Andere Wissenschaftler jedoch sehen im Hotspot selbst die Ursache. Denn nach neueren Erkenntnissen können sich auch Mantelplumes bewegen. Im Fall Hawaiis soll der Hotspot relativ schnell nach Süden gewandert sein, bevor er vor rund 47 Millionen Jahren wieder zum Stillstand kam. „Dieses Szenario hatte durchaus seinen Reiz, denn auf den angrenzenden tektonischen Platten fanden sich bisher keine Hinweise darauf, dass die Pazifische Platte damals plötzlich die Richtung geändert hat“, erklärt Bernhard Steinberger vom GeoForschungszentrum Potsdam (GFZ).
Zu schnell, um wahr zu sein
Welches dieser beiden Szenarien tatsächlich die heutige Form der Hawaii-Emperor-Kette erzeugt haben könnte, haben Steinberger und seine Kollegen nun mit Hilfe eines geophysikalisch-tektonischen Modells überprüft. In diesem ließen sie den Hotspot bei gleichbleibender Plattenbewegung wandern oder aber die Pazifische Platte bei stillstehendem Hotspot abdrehen.
Dabei zeigte sich: Keiner der beiden Prozesse kann die ungewöhnliche Form der Vulkankette erklären – zumindest nicht allein. Bewegt sich nur der Hotspot, dann müsste dieser unrealistisch schnell gewandert sein, wie die Simulation ergab. 42 Zentimeter pro Jahr hätte der Mantelplume dann zurücklegen müssen – das ist fünfmal schneller als die Drift der Pazifischen Erdplatte.
Ohne Plattendrehung geht es nicht
Hinzu kommt, dass der Hotspot nicht nur nach Süden, sondern auch nach Westen gewandert sein müsste – doch das ist aufgrund der Mantelströmungen an diesem Ort nicht möglich, wie die Forscher berichten. „Dafür gibt es einfach keine geodynamische Basis“, erklären sie. Zudem dürfte dann die gesamte Emperor-Kette nicht älter sein als 52 Millionen Jahre – der älteste Unterseeberg ist aber schon 80 Millionen Jahre alt.
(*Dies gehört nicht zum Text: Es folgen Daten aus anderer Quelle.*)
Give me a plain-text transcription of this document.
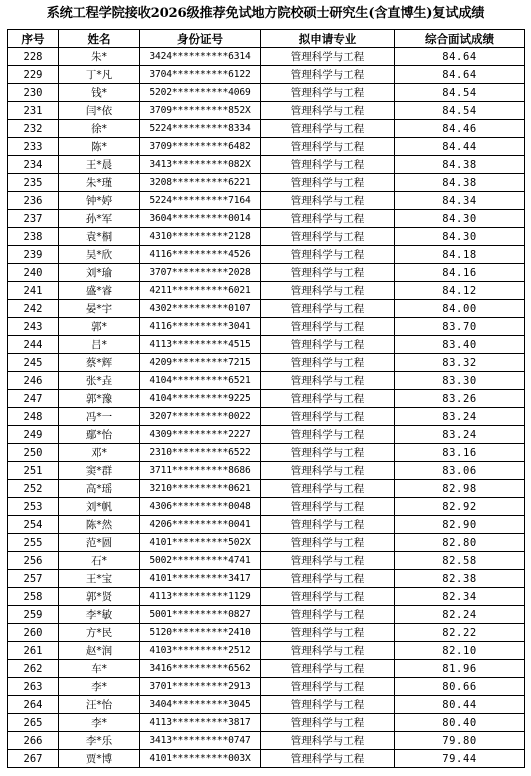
系统工程学院接收2026级推荐免试地方院校硕士研究生(含直博生)复试成绩
序号	姓名	身份证号	拟申请专业	综合面试成绩
228	朱*	3424**********6314	管理科学与工程	84.64
229	丁*凡	3704**********6122	管理科学与工程	84.64
230	钱*	5202**********4069	管理科学与工程	84.54
231	闫*依	3709**********852X	管理科学与工程	84.54
232	徐*	5224**********8334	管理科学与工程	84.46
233	陈*	3709**********6482	管理科学与工程	84.44
234	王*晨	3413**********082X	管理科学与工程	84.38
235	朱*瑾	3208**********6221	管理科学与工程	84.38
236	钟*婷	5224**********7164	管理科学与工程	84.34
237	孙*军	3604**********0014	管理科学与工程	84.30
238	袁*桐	4310**********2128	管理科学与工程	84.30
239	吴*欣	4116**********4526	管理科学与工程	84.18
240	刘*瑜	3707**********2028	管理科学与工程	84.16
241	盛*睿	4211**********6021	管理科学与工程	84.12
242	晏*宇	4302**********0107	管理科学与工程	84.00
243	郭*	4116**********3041	管理科学与工程	83.70
244	吕*	4113**********4515	管理科学与工程	83.40
245	蔡*辉	4209**********7215	管理科学与工程	83.32
246	张*垚	4104**********6521	管理科学与工程	83.30
247	郭*豫	4104**********9225	管理科学与工程	83.26
248	冯*一	3207**********0022	管理科学与工程	83.24
249	鄢*怡	4309**********2227	管理科学与工程	83.24
250	邓*	2310**********6522	管理科学与工程	83.16
251	窦*群	3711**********8686	管理科学与工程	83.06
252	高*瑶	3210**********0621	管理科学与工程	82.98
253	刘*帆	4306**********0048	管理科学与工程	82.92
254	陈*然	4206**********0041	管理科学与工程	82.90
255	范*圆	4101**********502X	管理科学与工程	82.80
256	石*	5002**********4741	管理科学与工程	82.58
257	王*宝	4101**********3417	管理科学与工程	82.38
258	郭*贤	4113**********1129	管理科学与工程	82.34
259	李*敏	5001**********0827	管理科学与工程	82.24
260	方*民	5120**********2410	管理科学与工程	82.22
261	赵*润	4103**********2512	管理科学与工程	82.10
262	车*	3416**********6562	管理科学与工程	81.96
263	李*	3701**********2913	管理科学与工程	80.66
264	汪*怡	3404**********3045	管理科学与工程	80.44
265	李*	4113**********3817	管理科学与工程	80.40
266	李*乐	3413**********0747	管理科学与工程	79.80
267	贾*博	4101**********003X	管理科学与工程	79.44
„Wir kommen nicht um die Schlussfolgerung herum, dass das Umbiegen um 60 Grad hauptsächlich durch die Änderung der Bewegung der Pazifischen Platte hervorgerufen wurde“, sagt Koautor Pavel Doubrovine von der Universität Oslo. Allerdings: Auch dieser Richtungswechsel allein kann die heutige Form der Hawaii-Emperor-Kette nicht erklären. „In unserem Modell ist dann die Kette nach Süden verschoben und die Emperor-Kette müsste rund 800 Kilometer kürzer sein“, berichten die Forscher.
Beide haben Recht
Das bedeutet: Nur beide Prozesse gemeinsam konnten die ungewöhnliche Inselkette erschaffen. „Während wir den Richtungswechsel der Erdplatte benötigen, um die Geometrie des Knicks zu erklären, wäre die 2.000 Kilometer lange Emperor-Kette nicht entstanden, wenn sich der Hawaii-Hotspot nicht nach Süden bewegt hätte“, konstatieren die Wissenschaftler. Der Plume muss demnach in der Zeit vor 80 bis 10 Millionen Jahren um acht Breitengrade gewandert sein.
„Wenn wir diese Lösung akzeptieren, dann können wir endlich aufhören uns im Kreis zu drehen und voranschreiten“, betont Erstautor Trond Torsvik vom GFZ. „Dann können wir uns der nächsten spannenden Frage widmen: Was genau hat eigentlich dazu geführt, dass die Pazifische Platte vor 47 Millionen Jahren ihre Richtung geändert hat?“ (Nature Communications, 2017; doi: 10.1038/ncomms15660)
(Helmholtz-Zentrum Potsdam – Deutsches GeoForschungsZentrum GFZ, 09.06.2017 – NPO)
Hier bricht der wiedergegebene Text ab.